Fermi National Laboratory

Volume 23  |  Friday, December 15, 2000  |  Number 21
In This Issue  |  FermiNews Main Page

Moxie, calculus and `The Wall'

He made a shining debut with Marjorie Morningstar, etched the indelible image of Captain Queeg and the ball bearings in The Caine Mutiny, and brought a historian's rigorous standards to The Winds of War and War and Remembrance. Yet Herman Wouk wondered aloud if he still had the "moxie" to take on a new novel.

"After all, it's been a few years since I've really told a story," said Wouk, 85, on a November 15 visit to Fermilab. His exploratory mission enhanced the possibility that he would write a story centered on a scientist, a project on his mind since the days of his friendship with the late Glenn T. Seaborg, original director of the U.S. Atomic Energy Commission.

"Glenn would write books about science, and he always wanted my advice about selling them," Wouk recalled. "I would have him explain science to me, and he'd ask me when I was going to write a book about a scientist."

During a visit shortly before Seaborg's death in February 1999, Seaborg said: "Herman, you still haven't written that book about a scientist."

"I thought I'd better do it," Wouk said.

Through mutual acquaintances at Columbia University, Wouk contacted former Fermilab Director John Peoples to view high-energy physics research first-hand, and to delve into the life and loss of the Superconducting Super Collider. Peoples, now head of the Sloan Digital Sky Survey, had been assigned to dismantle the SSC after Congress pulled the plug on funding in 1993. Peoples toured Fermilab with Wouk, and hosted a luncheon with some old SSC hands to turn back the pages.

Wouk offered a candid insight into the central problem of writing about science.

"I've always felt that the wall separating science from most people is mathematics," he said. "It's so difficult to explain much of science without using mathematics."

Wouk recalled a visit to physicist Richard Feynman at Cal Tech, while researching the work on the atomic bomb for The Winds of War.

"Feynman said to me, `Do you know any calculus? You should learn it. It's the language that God speaks.' So I did some studying. I found so much beauty in the equations. I knew that if I had another lifetime, this is what I would do."

Physics of The West Wing

Speakerphone voice: "It's called the `Theory of Everything.'"

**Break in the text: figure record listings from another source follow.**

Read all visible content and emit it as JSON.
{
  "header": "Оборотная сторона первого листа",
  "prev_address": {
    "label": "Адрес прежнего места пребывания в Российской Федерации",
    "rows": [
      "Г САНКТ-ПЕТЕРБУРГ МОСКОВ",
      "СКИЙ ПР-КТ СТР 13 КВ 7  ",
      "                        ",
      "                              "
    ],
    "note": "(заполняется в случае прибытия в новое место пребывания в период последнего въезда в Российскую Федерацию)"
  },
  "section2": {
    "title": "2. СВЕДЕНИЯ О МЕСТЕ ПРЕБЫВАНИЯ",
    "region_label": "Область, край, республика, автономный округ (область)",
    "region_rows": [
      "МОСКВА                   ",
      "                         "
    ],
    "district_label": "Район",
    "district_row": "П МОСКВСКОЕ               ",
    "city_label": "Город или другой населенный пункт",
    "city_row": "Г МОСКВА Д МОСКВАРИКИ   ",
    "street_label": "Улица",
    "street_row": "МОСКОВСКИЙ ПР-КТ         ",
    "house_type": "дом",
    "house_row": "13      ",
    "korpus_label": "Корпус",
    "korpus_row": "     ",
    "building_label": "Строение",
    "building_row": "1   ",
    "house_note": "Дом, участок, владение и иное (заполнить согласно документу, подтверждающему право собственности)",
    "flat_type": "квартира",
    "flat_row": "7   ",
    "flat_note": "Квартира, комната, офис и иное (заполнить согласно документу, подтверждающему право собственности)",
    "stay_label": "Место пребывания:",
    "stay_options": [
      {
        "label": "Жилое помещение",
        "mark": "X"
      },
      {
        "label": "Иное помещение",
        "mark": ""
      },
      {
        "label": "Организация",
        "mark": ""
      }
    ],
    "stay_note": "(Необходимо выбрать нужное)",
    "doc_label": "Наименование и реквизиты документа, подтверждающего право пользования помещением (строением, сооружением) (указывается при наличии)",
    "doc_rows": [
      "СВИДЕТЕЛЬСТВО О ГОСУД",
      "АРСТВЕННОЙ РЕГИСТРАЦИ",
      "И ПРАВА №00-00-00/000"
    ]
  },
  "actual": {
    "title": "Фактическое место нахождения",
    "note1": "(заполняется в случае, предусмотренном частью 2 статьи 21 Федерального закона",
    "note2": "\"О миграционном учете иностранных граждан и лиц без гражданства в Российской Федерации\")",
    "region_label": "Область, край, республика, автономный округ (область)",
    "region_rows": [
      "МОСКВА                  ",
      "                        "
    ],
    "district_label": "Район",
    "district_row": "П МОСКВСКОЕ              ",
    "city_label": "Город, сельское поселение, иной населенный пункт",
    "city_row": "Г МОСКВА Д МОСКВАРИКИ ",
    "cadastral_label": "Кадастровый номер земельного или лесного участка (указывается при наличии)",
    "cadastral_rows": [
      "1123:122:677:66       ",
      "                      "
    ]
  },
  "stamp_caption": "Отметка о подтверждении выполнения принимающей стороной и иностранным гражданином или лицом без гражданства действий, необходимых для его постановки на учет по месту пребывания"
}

Wry response: "Is that comprehensive?"

Speakerphone: "Let me hear you say it: `Physicists at Cal Tech and the Fermi National Accelerator Lab have announced...'"

The speakerphone voice belongs to Josh Lyman, deputy chief of staff to President Josiah Bartlett, pleading with presidential press secretary C.J. Cregg to remember to say "physicists" and not "pschics" in her daily press briefing. But comes the big moment, and yes, C.J. does indeed refer to "psychics at Cal Tech and the Fermi National Accelerator Lab...."

(Prompting this quip from one member of Fermilab's hierarchy: "Maybe we should hire some psychics. They might help us around budget time.")

The setting is the fictional White House of NBC-TV's The West Wing, at the opening of the October 18 episode. Any announcement of the Theory of Everything remains fictional (or at least, conjectural), notwithstanding the next morning's calls to Fermilab and queries from unofficial websites dedicated to tracking events on the show and their relation to reality.

Later in the October 18th episode, Lyman discourses on superstring theory. Maria Stasi, publicist for The West Wing at Warner Bros. Productions in Burbank, California confirms that researchers for the multiple Emmy Award-winner keep up with "Science Times" in The New York Times, and at least one researcher has read Brian Greene's The Elegant Universe, reflecting series creator Aaron Sorkin's own interest in science. The Nov. 29 episode's subplot involved a failed NASA mission to Mars (art imitating life), giving Pres. Bartlett (Martin Sheen) a chance to show off his command of Martian esoterica, including the red planet's daily highs and lows in degrees Celsius. His adviser cautions him about appearing to be a know-it-all.

"God forbid we should have a President who appears to be smart," Bartlett says.